Nausea typically eases. Energy levels often improve. The bump becomes visible. The cardiovascular system continues to adapt — blood volume increases by up to 50% by the end of pregnancy. Heartburn, back pain, and round ligament pain become more common.

Key nutritional priorities

  • Iron: blood volume expansion accelerates
  • Calcium: fetal bone mineralisation begins
  • Magnesium: muscle function and sleep
  • DHA: brain and eye development continues
  • Vitamin C: collagen synthesis and iron absorption

Third Trimester (Weeks 27–40)

Fetal development

The third trimester is dominated by growth and maturation. The fetus gains approximately 200g per week. DHA accumulates rapidly in the brain. The lungs mature in preparation for breathing. The fetus moves into a head-down position (usually by week 36) in preparation for birth.

Maternal changes

Physical discomfort increases as the uterus expands. Shortness of breath, pelvic girdle pain, swelling, and sleep difficulties are common. Braxton Hicks contractions become more frequent. The body begins preparing for labour — the cervix softens and the baby engages in the pelvis.

Key nutritional priorities

  • DHA: peak accumulation in fetal brain
  • Iron: highest requirements in third trimester
  • Vitamin K2: fetal bone mineralisation
  • Magnesium: leg cramps, sleep, and preterm labour prevention
  • Vitamin D: immune function and calcium absorption

The Fourth Trimester (Weeks 1–12 postpartum)

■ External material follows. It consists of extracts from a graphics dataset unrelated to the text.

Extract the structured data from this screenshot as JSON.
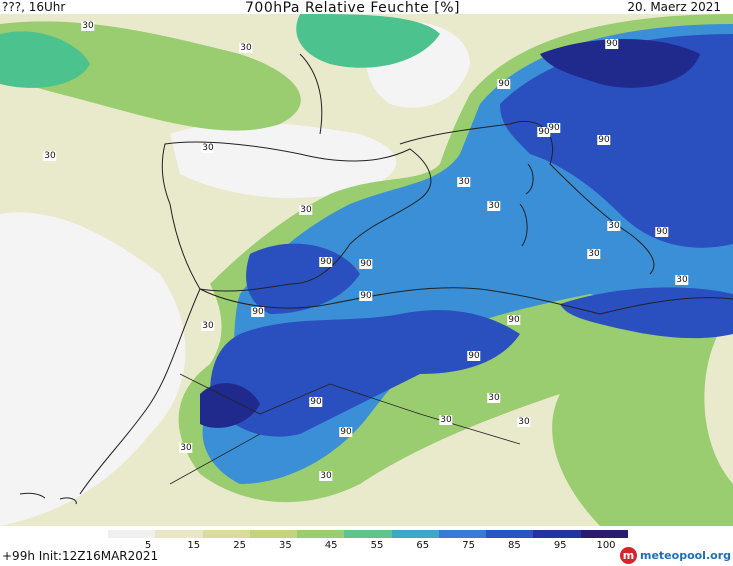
{
  "header": {
    "top_left": "???, 16Uhr",
    "title": "700hPa Relative Feuchte [%]",
    "date": "20. Maerz 2021"
  },
  "map": {
    "description_colors": {
      "very_dry": "#f4f4f4",
      "dry": "#e9e9cc",
      "medium_dry": "#cfd99b",
      "medium": "#9acc70",
      "moist": "#4cc28e",
      "wet": "#3a8fd6",
      "very_wet": "#2a4fbf",
      "saturated": "#1f2a8c"
    },
    "contour_labels": [
      {
        "text": "30"
      },
      {
        "text": "30"
      },
      {
        "text": "30"
      },
      {
        "text": "30"
      },
      {
        "text": "30"
      },
      {
        "text": "30"
      },
      {
        "text": "30"
      },
      {
        "text": "30"
      },
      {
        "text": "30"
      },
      {
        "text": "30"
      },
      {
        "text": "30"
      },
      {
        "text": "30"
      },
      {
        "text": "30"
      },
      {
        "text": "30"
      },
      {
        "text": "30"
      },
      {
        "text": "30"
      },
      {
        "text": "90"
      },
      {
        "text": "90"
      },
      {
        "text": "90"
      },
      {
        "text": "90"
      },
      {
        "text": "90"
      },
      {
        "text": "90"
      },
      {
        "text": "90"
      },
      {
        "text": "90"
      },
      {
        "text": "90"
      },
      {
        "text": "90"
      },
      {
        "text": "90"
      },
      {
        "text": "90"
      },
      {
        "text": "90"
      }
    ]
  },
  "colorbar": {
    "ticks": [
      "5",
      "15",
      "25",
      "35",
      "45",
      "55",
      "65",
      "75",
      "85",
      "95",
      "100"
    ],
    "colors": [
      "#f0f0f0",
      "#e8e6c4",
      "#d8dc9e",
      "#c4d47e",
      "#9acc70",
      "#5fc48a",
      "#3ea7c8",
      "#3a7ad4",
      "#2a54c4",
      "#22359e",
      "#2a1b6e"
    ]
  },
  "footer": {
    "init": "+99h  Init:12Z16MAR2021",
    "logo_text": "meteopool.org"
  }
}
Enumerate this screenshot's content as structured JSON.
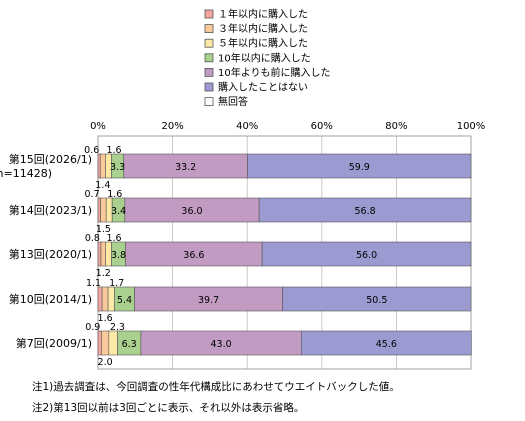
{
  "chart_data": {
    "type": "bar",
    "orientation": "horizontal",
    "stacked": true,
    "percent_axis": true,
    "xlim": [
      0,
      100
    ],
    "x_ticks": [
      "0%",
      "20%",
      "40%",
      "60%",
      "80%",
      "100%"
    ],
    "categories": [
      [
        "第15回(2026/1)",
        "(n=11428)"
      ],
      [
        "第14回(2023/1)"
      ],
      [
        "第13回(2020/1)"
      ],
      [
        "第10回(2014/1)"
      ],
      [
        "第7回(2009/1)"
      ]
    ],
    "series": [
      {
        "name": "１年以内に購入した",
        "color": "#F4A7A0",
        "values": [
          0.6,
          0.7,
          0.8,
          1.1,
          0.9
        ]
      },
      {
        "name": "３年以内に購入した",
        "color": "#F9C89B",
        "values": [
          1.4,
          1.5,
          1.2,
          1.6,
          2.0
        ]
      },
      {
        "name": "５年以内に購入した",
        "color": "#FBE9A5",
        "values": [
          1.6,
          1.6,
          1.6,
          1.7,
          2.3
        ]
      },
      {
        "name": "10年以内に購入した",
        "color": "#A9D08E",
        "values": [
          3.3,
          3.4,
          3.8,
          5.4,
          6.3
        ]
      },
      {
        "name": "10年よりも前に購入した",
        "color": "#C29BC2",
        "values": [
          33.2,
          36.0,
          36.6,
          39.7,
          43.0
        ]
      },
      {
        "name": "購入したことはない",
        "color": "#9B9BD1",
        "values": [
          59.9,
          56.8,
          56.0,
          50.5,
          45.6
        ]
      },
      {
        "name": "無回答",
        "color": "#FFFFFF",
        "values": [
          0,
          0,
          0,
          0,
          0
        ]
      }
    ],
    "grid": true,
    "legend_position": "top"
  },
  "notes": [
    "注1)過去調査は、今回調査の性年代構成比にあわせてウエイトバックした値。",
    "注2)第13回以前は3回ごとに表示、それ以外は表示省略。"
  ]
}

The fourth trimester refers to the 12 weeks after birth — a period of profound physical and emotional adjustment for the mother. Nutritional needs shift significantly, particularly if breastfeeding. See our Postnatal Health pillar for full guidance.


Frequently asked questions

How is pregnancy dated?
Pregnancy is dated from the first day of the last menstrual period (LMP), not from conception. This means weeks 1–2 of pregnancy occur before conception. The due date is calculated as 40 weeks from LMP.

What is a full-term pregnancy?
Full term is defined as 39–40 weeks. Early term is 37–38 weeks; late term is 41 weeks; post-term is 42+ weeks.